Choice-Reward With (AI) “Service-Assist” For Service Networks

Rendering Choice and Reward with reasoning and inferences on a cognitive framework that address one of the growing human-level inefficiencies in-between decision-making systems and choice-making agents at various touch-points in customers’ journey

If marketing or service networks has one goal, it’s to reach end-consumers at the moments that most influence their decisions under uncertainty. People form impressions of brands and their services at their touch points such as retail stores, online, ad channels, news, conversations, and product experiences. And, decision-making system has to derive forecasts, optimization, options, assignment and knowledge diffusion in line with customer value. What happens when something triggers the impulse to buy? Those accumulated knowledge impressions – sensory, reasoning and emotional (see Cognitive Framework) – then become crucial because they shape the choice-set: the saliency of brands consumers regard at the outset as potential purchasing options


In light of the modern-day consumer’s shopping spending intelligence, retailers and consumer goods companies address human-level inefficiencies on how to draw on the knowledge of an accurate understanding of what customers value, and would value, to gain marketplace advantages; and how would then personalize and timely organize all the content cues of the choice-set for end-consumers?

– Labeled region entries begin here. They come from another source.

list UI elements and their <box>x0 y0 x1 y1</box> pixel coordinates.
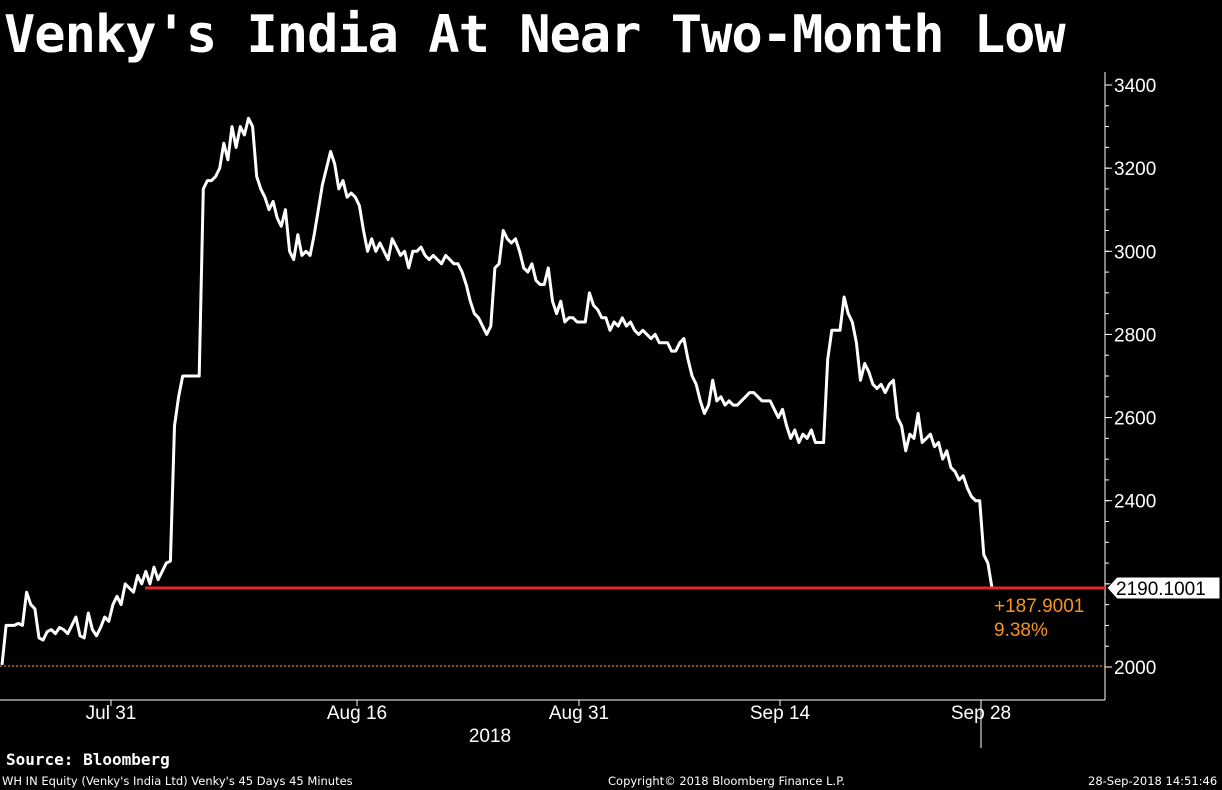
y-tick-label: 2400 <box>1114 492 1156 513</box>
y-tick-label: 2600 <box>1114 409 1156 430</box>
y-tick-label: 2000 <box>1114 658 1156 679</box>
y-tick-label: 3000 <box>1114 242 1156 263</box>
footer-copyright: Copyright© 2018 Bloomberg Finance L.P. <box>608 774 845 788</box>
x-tick-label: Aug 16 <box>327 703 387 724</box>
source-label: Source: Bloomberg <box>6 750 170 769</box>
footer-security-info: WH IN Equity (Venky's India Ltd) Venky's… <box>2 774 353 788</box>
last-value-label: 2190.1001 <box>1116 579 1206 600</box>
x-year-label: 2018 <box>469 726 511 747</box>
last-value-tag <box>1106 576 1221 600</box>
change-pct-annotation: 9.38% <box>994 620 1048 641</box>
y-tick-label: 3200 <box>1114 159 1156 180</box>
change-annotation: +187.9001 <box>994 596 1084 617</box>
x-tick-label: Jul 31 <box>86 703 137 724</box>
x-tick-label: Aug 31 <box>549 703 609 724</box>
footer-timestamp: 28-Sep-2018 14:51:46 <box>1088 774 1218 788</box>
price-series-line <box>0 116 994 666</box>
x-tick-label: Sep 14 <box>750 703 811 724</box>
y-tick-label: 3400 <box>1114 76 1156 97</box>
chart-title: Venky's India At Near Two-Month Low <box>4 5 1066 65</box>
y-tick-label: 2800 <box>1114 325 1156 346</box>
plot-area: 2000 2400 2600 2800 3000 3200 3400 Jul 31 Aug 16… <box>0 72 1221 748</box>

Service operation has always been a conundrum for asset-intensive industries: while high uptime is critical to ensure return on assets, the growing human-level inefficiencies in-between decision-making systems and choice-making agents is how to draw on the knowledge of an accurate understanding of verifying service rendered that customer value, and would value, to gain marketplace advantages
Actually, the decision-making process is a more circular journey, with ten primary phases of buying system – not necessarily in that order and, more so, depends on the product category – representing potential knowledge grounds where company-brands win or lose: pre-purchase or the process of researching potential purchases; purchase or when consumers buy brands; experience or when consumers experience; and post-purchase or when consumers forms an opinion to repeat purchase or cognitive dissonance. This metaphor does help a good deal – for example, by providing a way for machine to recognize and understand the strength of a brand compared with its competitors at different stages, highlighting the bottlenecks that stall adoption, and making it possible to focus on different aspects of the marketing challenge.

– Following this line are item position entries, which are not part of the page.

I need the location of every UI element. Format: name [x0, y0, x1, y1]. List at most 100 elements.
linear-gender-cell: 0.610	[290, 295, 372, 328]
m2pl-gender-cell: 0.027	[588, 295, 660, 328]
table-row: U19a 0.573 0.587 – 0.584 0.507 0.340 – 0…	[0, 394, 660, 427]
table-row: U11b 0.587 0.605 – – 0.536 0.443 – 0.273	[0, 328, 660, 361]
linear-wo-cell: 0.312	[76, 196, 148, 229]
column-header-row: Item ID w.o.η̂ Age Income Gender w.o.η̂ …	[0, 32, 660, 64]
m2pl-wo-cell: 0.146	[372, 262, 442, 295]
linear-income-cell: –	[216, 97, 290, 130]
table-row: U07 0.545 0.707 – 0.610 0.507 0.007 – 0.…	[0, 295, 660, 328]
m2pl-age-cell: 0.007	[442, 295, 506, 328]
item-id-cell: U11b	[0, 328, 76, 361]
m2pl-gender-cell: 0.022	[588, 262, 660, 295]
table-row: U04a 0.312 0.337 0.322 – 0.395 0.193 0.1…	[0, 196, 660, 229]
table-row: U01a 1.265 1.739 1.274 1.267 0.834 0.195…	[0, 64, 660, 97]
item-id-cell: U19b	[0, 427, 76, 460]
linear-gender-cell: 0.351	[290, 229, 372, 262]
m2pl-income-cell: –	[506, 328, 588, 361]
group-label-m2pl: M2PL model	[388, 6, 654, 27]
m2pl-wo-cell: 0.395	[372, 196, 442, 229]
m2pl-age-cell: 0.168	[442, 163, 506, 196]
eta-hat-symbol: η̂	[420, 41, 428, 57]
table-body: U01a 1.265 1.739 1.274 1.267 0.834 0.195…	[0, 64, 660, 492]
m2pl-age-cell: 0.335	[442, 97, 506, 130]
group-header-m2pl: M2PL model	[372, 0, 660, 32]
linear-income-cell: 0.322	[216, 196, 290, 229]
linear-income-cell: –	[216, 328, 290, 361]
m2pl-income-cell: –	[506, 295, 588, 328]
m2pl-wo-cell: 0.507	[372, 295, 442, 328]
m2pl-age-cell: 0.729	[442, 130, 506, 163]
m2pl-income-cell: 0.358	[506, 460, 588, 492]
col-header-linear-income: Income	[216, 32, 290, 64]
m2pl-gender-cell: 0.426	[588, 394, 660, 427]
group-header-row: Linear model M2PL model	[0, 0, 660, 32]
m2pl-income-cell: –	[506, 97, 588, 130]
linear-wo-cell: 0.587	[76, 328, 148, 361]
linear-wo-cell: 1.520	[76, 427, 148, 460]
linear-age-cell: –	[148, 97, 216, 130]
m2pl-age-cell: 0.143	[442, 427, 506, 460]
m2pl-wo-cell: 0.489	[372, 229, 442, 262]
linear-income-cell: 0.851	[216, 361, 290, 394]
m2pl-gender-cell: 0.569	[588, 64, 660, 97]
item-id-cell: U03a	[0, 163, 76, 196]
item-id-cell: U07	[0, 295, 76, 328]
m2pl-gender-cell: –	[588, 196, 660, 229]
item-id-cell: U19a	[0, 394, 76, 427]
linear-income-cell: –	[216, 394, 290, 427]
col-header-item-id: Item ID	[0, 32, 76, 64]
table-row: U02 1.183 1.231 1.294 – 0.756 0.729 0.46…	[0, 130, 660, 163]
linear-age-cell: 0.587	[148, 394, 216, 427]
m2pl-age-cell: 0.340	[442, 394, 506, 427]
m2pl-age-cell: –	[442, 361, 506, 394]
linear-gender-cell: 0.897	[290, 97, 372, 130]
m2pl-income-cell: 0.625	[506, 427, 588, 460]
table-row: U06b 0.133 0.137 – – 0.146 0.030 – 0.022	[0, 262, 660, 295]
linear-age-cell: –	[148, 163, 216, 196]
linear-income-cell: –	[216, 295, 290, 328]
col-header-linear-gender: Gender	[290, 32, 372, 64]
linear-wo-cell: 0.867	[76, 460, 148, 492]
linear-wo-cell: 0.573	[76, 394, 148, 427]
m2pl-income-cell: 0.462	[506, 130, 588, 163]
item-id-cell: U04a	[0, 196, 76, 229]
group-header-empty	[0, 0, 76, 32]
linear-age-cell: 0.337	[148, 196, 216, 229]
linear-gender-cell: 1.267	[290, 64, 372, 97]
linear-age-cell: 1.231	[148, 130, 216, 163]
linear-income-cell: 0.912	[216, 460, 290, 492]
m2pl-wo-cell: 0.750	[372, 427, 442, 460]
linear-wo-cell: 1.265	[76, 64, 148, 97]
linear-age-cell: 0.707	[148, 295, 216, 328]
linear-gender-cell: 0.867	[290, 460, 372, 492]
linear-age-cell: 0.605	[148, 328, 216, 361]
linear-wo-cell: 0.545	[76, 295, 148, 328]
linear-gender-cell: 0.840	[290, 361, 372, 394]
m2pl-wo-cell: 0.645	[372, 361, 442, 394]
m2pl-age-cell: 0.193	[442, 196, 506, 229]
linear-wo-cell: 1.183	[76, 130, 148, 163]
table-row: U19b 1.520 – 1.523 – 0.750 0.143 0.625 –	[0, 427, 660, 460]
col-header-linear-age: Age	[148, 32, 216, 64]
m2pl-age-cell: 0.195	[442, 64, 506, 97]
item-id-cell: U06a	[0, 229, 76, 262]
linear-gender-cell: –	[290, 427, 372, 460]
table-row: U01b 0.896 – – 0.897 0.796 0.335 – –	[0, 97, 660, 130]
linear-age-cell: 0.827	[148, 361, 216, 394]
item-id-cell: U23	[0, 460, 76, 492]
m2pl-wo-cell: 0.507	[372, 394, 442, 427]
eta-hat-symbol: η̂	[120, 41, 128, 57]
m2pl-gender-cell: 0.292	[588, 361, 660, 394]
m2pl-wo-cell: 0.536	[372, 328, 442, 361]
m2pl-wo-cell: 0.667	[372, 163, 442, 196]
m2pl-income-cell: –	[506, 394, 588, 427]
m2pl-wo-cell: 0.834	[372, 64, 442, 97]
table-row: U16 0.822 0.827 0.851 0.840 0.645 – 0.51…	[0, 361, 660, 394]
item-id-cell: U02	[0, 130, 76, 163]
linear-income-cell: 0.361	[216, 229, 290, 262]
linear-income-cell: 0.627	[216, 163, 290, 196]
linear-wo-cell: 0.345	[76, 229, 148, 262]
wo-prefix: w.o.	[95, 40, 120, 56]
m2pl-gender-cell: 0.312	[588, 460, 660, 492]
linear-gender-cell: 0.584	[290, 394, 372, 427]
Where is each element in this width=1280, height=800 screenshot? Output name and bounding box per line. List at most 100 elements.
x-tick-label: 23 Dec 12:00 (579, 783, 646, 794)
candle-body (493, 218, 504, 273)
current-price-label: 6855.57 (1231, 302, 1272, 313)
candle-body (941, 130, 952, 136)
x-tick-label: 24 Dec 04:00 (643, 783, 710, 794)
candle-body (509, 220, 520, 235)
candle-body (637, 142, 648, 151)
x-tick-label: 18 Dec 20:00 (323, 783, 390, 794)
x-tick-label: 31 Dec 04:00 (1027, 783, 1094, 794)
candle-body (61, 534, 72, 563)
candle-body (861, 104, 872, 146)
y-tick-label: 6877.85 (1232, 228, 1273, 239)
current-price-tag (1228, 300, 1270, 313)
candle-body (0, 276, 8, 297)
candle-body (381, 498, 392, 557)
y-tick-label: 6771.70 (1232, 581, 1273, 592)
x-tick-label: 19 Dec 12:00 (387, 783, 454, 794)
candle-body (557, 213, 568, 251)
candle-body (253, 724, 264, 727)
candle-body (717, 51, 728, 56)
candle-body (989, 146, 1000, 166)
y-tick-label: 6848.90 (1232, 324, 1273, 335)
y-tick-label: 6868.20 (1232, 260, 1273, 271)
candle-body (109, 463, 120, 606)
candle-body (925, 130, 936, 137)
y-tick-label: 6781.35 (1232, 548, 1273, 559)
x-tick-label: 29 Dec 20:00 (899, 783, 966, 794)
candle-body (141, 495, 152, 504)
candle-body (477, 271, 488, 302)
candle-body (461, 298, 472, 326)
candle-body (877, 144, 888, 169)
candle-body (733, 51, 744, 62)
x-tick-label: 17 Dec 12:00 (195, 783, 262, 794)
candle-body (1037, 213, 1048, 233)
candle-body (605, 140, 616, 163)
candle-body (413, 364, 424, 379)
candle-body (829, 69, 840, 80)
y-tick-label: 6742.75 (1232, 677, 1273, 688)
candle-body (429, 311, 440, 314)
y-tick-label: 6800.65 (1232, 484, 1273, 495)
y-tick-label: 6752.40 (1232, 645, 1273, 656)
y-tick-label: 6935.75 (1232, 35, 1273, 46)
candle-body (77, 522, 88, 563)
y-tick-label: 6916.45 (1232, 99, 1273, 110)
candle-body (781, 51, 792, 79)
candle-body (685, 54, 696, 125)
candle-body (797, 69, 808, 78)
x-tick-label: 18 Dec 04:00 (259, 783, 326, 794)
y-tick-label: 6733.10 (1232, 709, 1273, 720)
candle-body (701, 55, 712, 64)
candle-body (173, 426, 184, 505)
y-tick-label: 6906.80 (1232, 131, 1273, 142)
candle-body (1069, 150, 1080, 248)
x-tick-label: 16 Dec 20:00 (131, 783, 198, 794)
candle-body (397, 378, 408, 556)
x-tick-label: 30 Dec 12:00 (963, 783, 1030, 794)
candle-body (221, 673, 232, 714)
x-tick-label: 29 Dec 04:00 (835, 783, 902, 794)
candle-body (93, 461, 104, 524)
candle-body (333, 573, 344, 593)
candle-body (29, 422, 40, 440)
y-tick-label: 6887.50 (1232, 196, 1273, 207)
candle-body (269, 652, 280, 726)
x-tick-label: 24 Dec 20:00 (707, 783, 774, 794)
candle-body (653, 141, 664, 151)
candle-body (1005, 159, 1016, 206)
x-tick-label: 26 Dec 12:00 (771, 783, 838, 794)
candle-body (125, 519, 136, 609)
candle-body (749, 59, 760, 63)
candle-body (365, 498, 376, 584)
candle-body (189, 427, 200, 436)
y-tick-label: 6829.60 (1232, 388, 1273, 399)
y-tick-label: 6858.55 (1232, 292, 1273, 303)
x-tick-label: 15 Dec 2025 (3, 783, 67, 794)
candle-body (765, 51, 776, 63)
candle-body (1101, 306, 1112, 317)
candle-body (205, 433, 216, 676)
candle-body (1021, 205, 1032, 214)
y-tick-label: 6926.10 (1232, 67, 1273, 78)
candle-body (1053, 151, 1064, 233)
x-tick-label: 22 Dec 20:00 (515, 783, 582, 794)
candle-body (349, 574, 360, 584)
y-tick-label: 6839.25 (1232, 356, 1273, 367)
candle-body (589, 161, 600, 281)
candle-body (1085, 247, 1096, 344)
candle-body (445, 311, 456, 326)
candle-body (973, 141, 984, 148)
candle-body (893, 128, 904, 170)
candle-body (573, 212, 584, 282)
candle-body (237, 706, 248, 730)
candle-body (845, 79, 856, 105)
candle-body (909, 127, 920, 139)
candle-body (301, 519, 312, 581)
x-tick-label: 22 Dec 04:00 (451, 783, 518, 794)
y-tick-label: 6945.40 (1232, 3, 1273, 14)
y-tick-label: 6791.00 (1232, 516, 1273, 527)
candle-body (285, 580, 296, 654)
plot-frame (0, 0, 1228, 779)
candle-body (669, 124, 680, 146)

Platform-applications are AI/ML technology-enabled services for customers’ end-customers and employees. Their immediate and primary purpose is to enable enterprise knowledge for users to perform activities that create value, in line with a business’s objectives. For example, a recommendation for product contributes business value by making it easy for customers to find items on their omni-channel applications. Its effectiveness might be measured with conversion-to-sale metrics and enhanced by improvements to recommendation algorithms

Consider the range of skills needed to manage the customer experience in the consumer and service companies. These include identifying active loyalists, as well as understanding what drives that loyalty and how to harness it with word-of-mouth programs. Companies need an integrated, organization-wide “voice of the customer,” with skills from advertising to customer relations, product development, research, analytics and data management.